First of all: the development of a high-performance charging cable only makes sense with the simultaneous development of a corresponding connector. This plug, in turn, needs a coupling or socket - collectively referred to as a "connector" or power connection.
In order to achieve comparable performance in terms of range and tank or charging speed in electric mobility as in the case of internal combustion engines, comparable amounts of energy must be transmitted and stored in a comparable time (comparable means 1/3 of the amount of energy in relation to the "fuel" car - due to the high efficiency of the electric motor). So far, the accumulators with high specific power/weight ratio and the charging time are the relevant limitations. The more powerful the accumulators become, the more the charging infrastructure comes into focus, which must provide the required energy in a short time.
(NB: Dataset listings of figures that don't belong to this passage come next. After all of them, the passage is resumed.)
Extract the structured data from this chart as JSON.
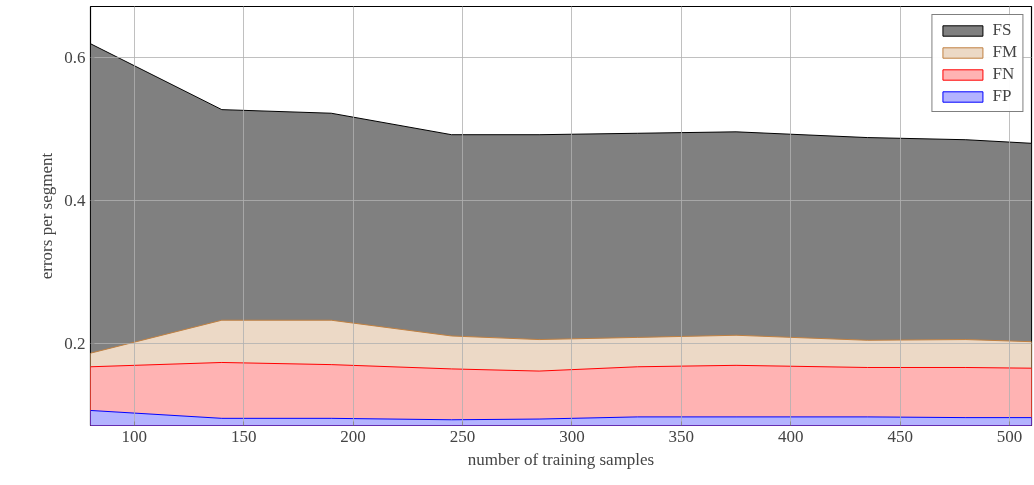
{
  "chart_data": {
    "type": "area",
    "xlabel": "number of training samples",
    "ylabel": "errors per segment",
    "x": [
      80,
      140,
      190,
      245,
      285,
      330,
      375,
      435,
      480,
      510
    ],
    "series": [
      {
        "name": "FS",
        "color": "#808080",
        "values": [
          0.619,
          0.527,
          0.522,
          0.492,
          0.492,
          0.494,
          0.496,
          0.488,
          0.485,
          0.48
        ]
      },
      {
        "name": "FM",
        "color": "#ecd9c6",
        "values": [
          0.187,
          0.233,
          0.233,
          0.211,
          0.206,
          0.209,
          0.212,
          0.205,
          0.206,
          0.203
        ]
      },
      {
        "name": "FN",
        "color": "#ffb3b3",
        "values": [
          0.168,
          0.174,
          0.171,
          0.165,
          0.162,
          0.168,
          0.17,
          0.167,
          0.167,
          0.166
        ]
      },
      {
        "name": "FP",
        "color": "#b3b3ff",
        "values": [
          0.107,
          0.096,
          0.096,
          0.094,
          0.095,
          0.098,
          0.098,
          0.098,
          0.097,
          0.097
        ]
      }
    ],
    "xlim": [
      80,
      510
    ],
    "ylim": [
      0.086,
      0.671
    ],
    "xticks": [
      100,
      150,
      200,
      250,
      300,
      350,
      400,
      450,
      500
    ],
    "yticks": [
      0.2,
      0.4,
      0.6
    ],
    "grid": true,
    "legend": "top right"
  }
}
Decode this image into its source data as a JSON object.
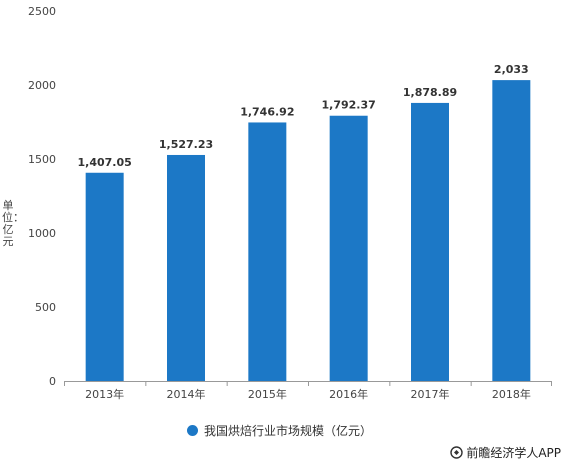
{
  "chart_data": {
    "type": "bar",
    "categories": [
      "2013年",
      "2014年",
      "2015年",
      "2016年",
      "2017年",
      "2018年"
    ],
    "values": [
      1407.05,
      1527.23,
      1746.92,
      1792.37,
      1878.89,
      2033
    ],
    "data_labels": [
      "1,407.05",
      "1,527.23",
      "1,746.92",
      "1,792.37",
      "1,878.89",
      "2,033"
    ],
    "series": [
      {
        "name": "我国烘焙行业市场规模（亿元）",
        "values": [
          1407.05,
          1527.23,
          1746.92,
          1792.37,
          1878.89,
          2033
        ]
      }
    ],
    "ylabel": "单位：亿元",
    "xlabel": "",
    "ylim": [
      0,
      2500
    ],
    "yticks": [
      0,
      500,
      1000,
      1500,
      2000,
      2500
    ],
    "grid": false,
    "legend_position": "bottom",
    "bar_color": "#1c78c6"
  },
  "legend": {
    "label": "我国烘焙行业市场规模（亿元）"
  },
  "footer": {
    "source": "前瞻经济学人APP"
  }
}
Interesting is the benchmark with the traditional system of refueling of gasoline (petrol or diesel). Here are (typically and roughly simplified) about 60 liters of fuel refueled (pumped) in about a minute - so one liter per second. One liter of fuel has about 10 kWh energy content (43,000 kJ per kilogram - converted into the common volume and power unit).
The efficiency of a piston engine in the car is typically about 33% and that of an electric machine higher than 95%. Accordingly, only about 1/3 of the energy needs to be transferred to achieve comparable ranges. In the example mentioned, this would be 20 x 10 kWh, hence 200 kWh.
That means charging 200 kW for one hour or, for a charging time of one minute, it takes for the same amount of energy:
60 x 200 kW; so 12,000 kW or 12,000,000 watts
This is an enormous flow of energy (energy per time) that has to be transmitted, and thus the accumulators, the power grid but also the charging device are confronted with enormous challenges. Even in the so-called "high-voltage range" with a transmission of, for example, 1,000 volts, it still requires very high currents to transmit this power.
Due to the common formula W = V x A, it quickly becomes clear that 12,000 amperes would have to flow in the given example.
For comparison: a household socket is protected up to a maximum of 16 amps, a one- to three-family house has a backup fuse from 80 to 150 amps - which are typically never used.
12,000 amps would mean huge cable cross-sections and contact areas. Even with a high-performance cooling, this could not be realistically implemented. So-called superconductors could be the solution if they were available at reasonable costs.
The example shows that the amount of energy for a standard range of 600 km for the electric car can not be charged as fast as a gasoline car. The charging time is also limited by the times in which a battery can still be charged and this amount of energy must be available from the power grid (for the low-voltage grid already a real burden!). For the charging time especially the charging cable and the plug still remain the bottleneck!
We have dedicated ourselves to this "bottleneck" and developed a power connector (plug and socket) with cable and cooling.